E per il cosiddetto whistleblowing, o segnalazione di un presunto illecito, il sistema di prevenzione della corruzione introdotto proprio dalla legge 190/2012.
Si tratta in sostanza del sistema dell’Anac per la segnalazione di condotte illecite laddove per dipendente pubblico si intende chi vuole segnalare illeciti di interesse generale e non di interesse individuale, di cui sia venuto a conoscenza in ragione del rapporto di lavoro, in base a quanto previsto dall’art. 54 bis del d.lgs. n. 165/2001 così come modificato dalla legge 30 novembre 2017, n. 179. Ciò riguarda anche il dipendente di un ente pubblico economico, ovvero il dipendente di un ente di diritto privato sottoposto a controllo pubblico ai sensi dell’art. 2359 del codice civile. Inoltre la disciplina del whistleblowing si applica anche ai lavoratori e ai collaboratori delle imprese fornitrici di beni o servizi che realizzano opere in favore dell’amministrazione pubblica. Registrando una apposita segnalazione sul portale dell’Anac (www.anticorruzione.it) si ottiene un codice identificativo univoco, il “key code”, da utilizzare per “dialogare” con Anac e per essere costantemente informato sullo stato di lavorazione della segnalazione inviata.
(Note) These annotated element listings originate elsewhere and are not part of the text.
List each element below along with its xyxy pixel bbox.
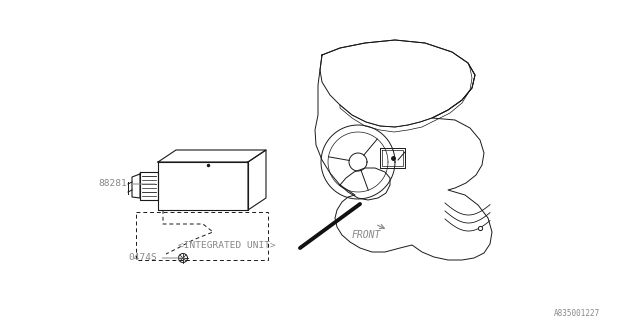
Text: FRONT: FRONT <box>352 230 381 240</box>
Text: A835001227: A835001227 <box>554 309 600 318</box>
Text: 0474S: 0474S <box>128 253 185 262</box>
Text: <INTEGRATED UNIT>: <INTEGRATED UNIT> <box>178 242 276 251</box>
Text: 88281: 88281 <box>98 180 156 188</box>
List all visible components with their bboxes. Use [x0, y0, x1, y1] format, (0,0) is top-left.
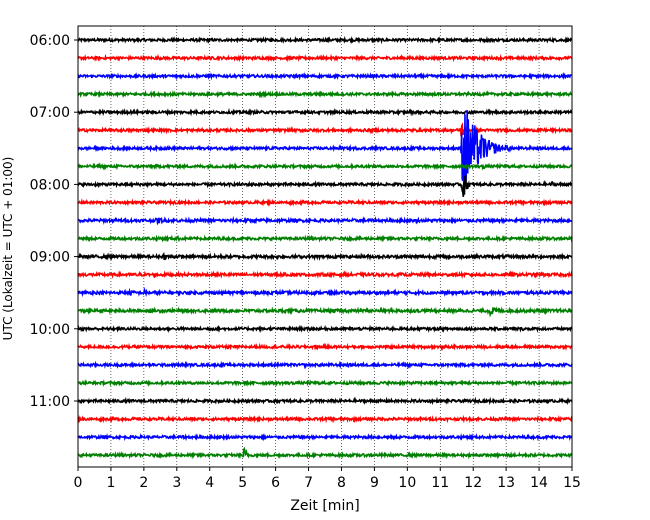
trace-0745 [77, 161, 573, 171]
plot-frame [77, 25, 573, 468]
y-tick-label: 07:00 [30, 105, 70, 121]
y-tick-label: 10:00 [30, 322, 70, 338]
trace-0715 [77, 122, 573, 137]
x-tick-label: 13 [497, 475, 515, 491]
x-tick-label: 1 [106, 475, 115, 491]
trace-1015 [77, 342, 573, 352]
trace-0700 [77, 107, 573, 117]
trace-0730 [77, 110, 573, 188]
trace-0930 [77, 286, 573, 298]
x-tick-label: 2 [139, 475, 148, 491]
trace-0615 [77, 53, 573, 63]
x-tick-label: 14 [530, 475, 548, 491]
x-tick-label: 9 [370, 475, 379, 491]
x-tick-label: 3 [172, 475, 181, 491]
trace-1115 [77, 414, 573, 424]
trace-1130 [77, 432, 573, 442]
x-tick-label: 0 [74, 475, 83, 491]
trace-1045 [77, 378, 573, 388]
x-tick-label: 11 [431, 475, 449, 491]
y-axis-ticks: 06:00 07:00 08:00 09:00 10:00 11:00 [30, 33, 78, 410]
trace-0645 [77, 89, 573, 99]
x-axis-label: Zeit [min] [290, 498, 359, 514]
trace-1145 [77, 446, 573, 460]
trace-0600 [77, 35, 573, 45]
trace-0945 [77, 306, 573, 318]
x-tick-label: 5 [238, 475, 247, 491]
y-tick-label: 11:00 [30, 394, 70, 410]
trace-0900 [77, 251, 573, 262]
trace-0800 [77, 174, 573, 197]
x-tick-label: 15 [563, 475, 581, 491]
trace-0845 [77, 234, 573, 243]
trace-1000 [77, 324, 573, 334]
trace-1030 [77, 360, 573, 370]
x-tick-label: 12 [464, 475, 482, 491]
trace-1100 [77, 396, 573, 406]
x-tick-label: 4 [205, 475, 214, 491]
trace-0815 [77, 198, 573, 207]
y-axis-label: UTC (Lokalzeit = UTC + 01:00) [1, 157, 15, 341]
x-tick-label: 10 [398, 475, 416, 491]
trace-0830 [77, 215, 573, 226]
trace-0630 [77, 71, 573, 81]
x-axis-ticks: 0 1 2 3 4 5 6 7 8 9 10 11 12 13 14 15 [74, 467, 581, 491]
x-tick-label: 7 [304, 475, 313, 491]
y-tick-label: 08:00 [30, 177, 70, 193]
x-tick-label: 6 [271, 475, 280, 491]
seismic-traces [77, 35, 573, 460]
y-tick-label: 09:00 [30, 250, 70, 266]
trace-0915 [77, 270, 573, 279]
y-tick-label: 06:00 [30, 33, 70, 49]
x-tick-label: 8 [337, 475, 346, 491]
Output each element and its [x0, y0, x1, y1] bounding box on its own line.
L’Autorità, qualora ritenga la segnalazione fondata nei termini stabiliti dalla determinazione n. 6 del 28 aprile 2015 contenente le “Linee guida in materia di tutela del dipendente pubblico che segnala illeciti”, può avviare un’interlocuzione con il responsabile della prevenzione della corruzione e della trasparenza (RPCT) dell’amministrazione oggetto di segnalazione o disporre l’invio della segnalazione alle istituzioni competenti, quali ad esempio l’Ispettorato per la Funzione pubblica, la Corte dei conti, l’autorità giudiziaria, la Guardia di Finanza. Chiaramente l’Autorità, in base alla normativa vigente:
• non tutela diritti e interessi individuali;
• non svolge attività di accertamento/soluzione di vicende soggettive e personali del segnalante, né può incidere, se non in via indiretta e mediata, sulle medesime;
• non può sostituirsi alle istituzioni competenti per materia;
• non fornisce rappresentanza legale o consulenza al segnalante;
• non si occupa delle segnalazioni provenienti da enti privati.
Grazie all’utilizzo di un protocollo di crittografia che garantisce il trasferimento di dati riservati, il codice identificativo univoco ottenuto a seguito della segnalazione registrata sul suddetto portale consente al segnalante di “dialogare” con Anac in modo anonimo e spersonalizzato. Ciò significa anche che il livello di riservatezza è aumentato rispetto alle pregresse modalità di trattamento della segnalazione.
Per tale motivo coloro che hanno introdotto la propria segnalazione dopo la data di entrata in vigore della legge n. 179/2017 tramite altri canali (telefono, posta ordinaria, posta elettronica, certificata e non, protocollo generale), possono utilizzare esclusivamente la piattaforma informatica. D’altronde, l’utilizzo di tale piattaforma garantisce anche una maggiore celerità di trattazione della segnalazione stessa, a garanzia di una più efficace tutela del whistleblower (segnalatore di illeciti).
Per questo, e per altri motivi, il futuro della PA passa soprattutto per la digitalizzazione.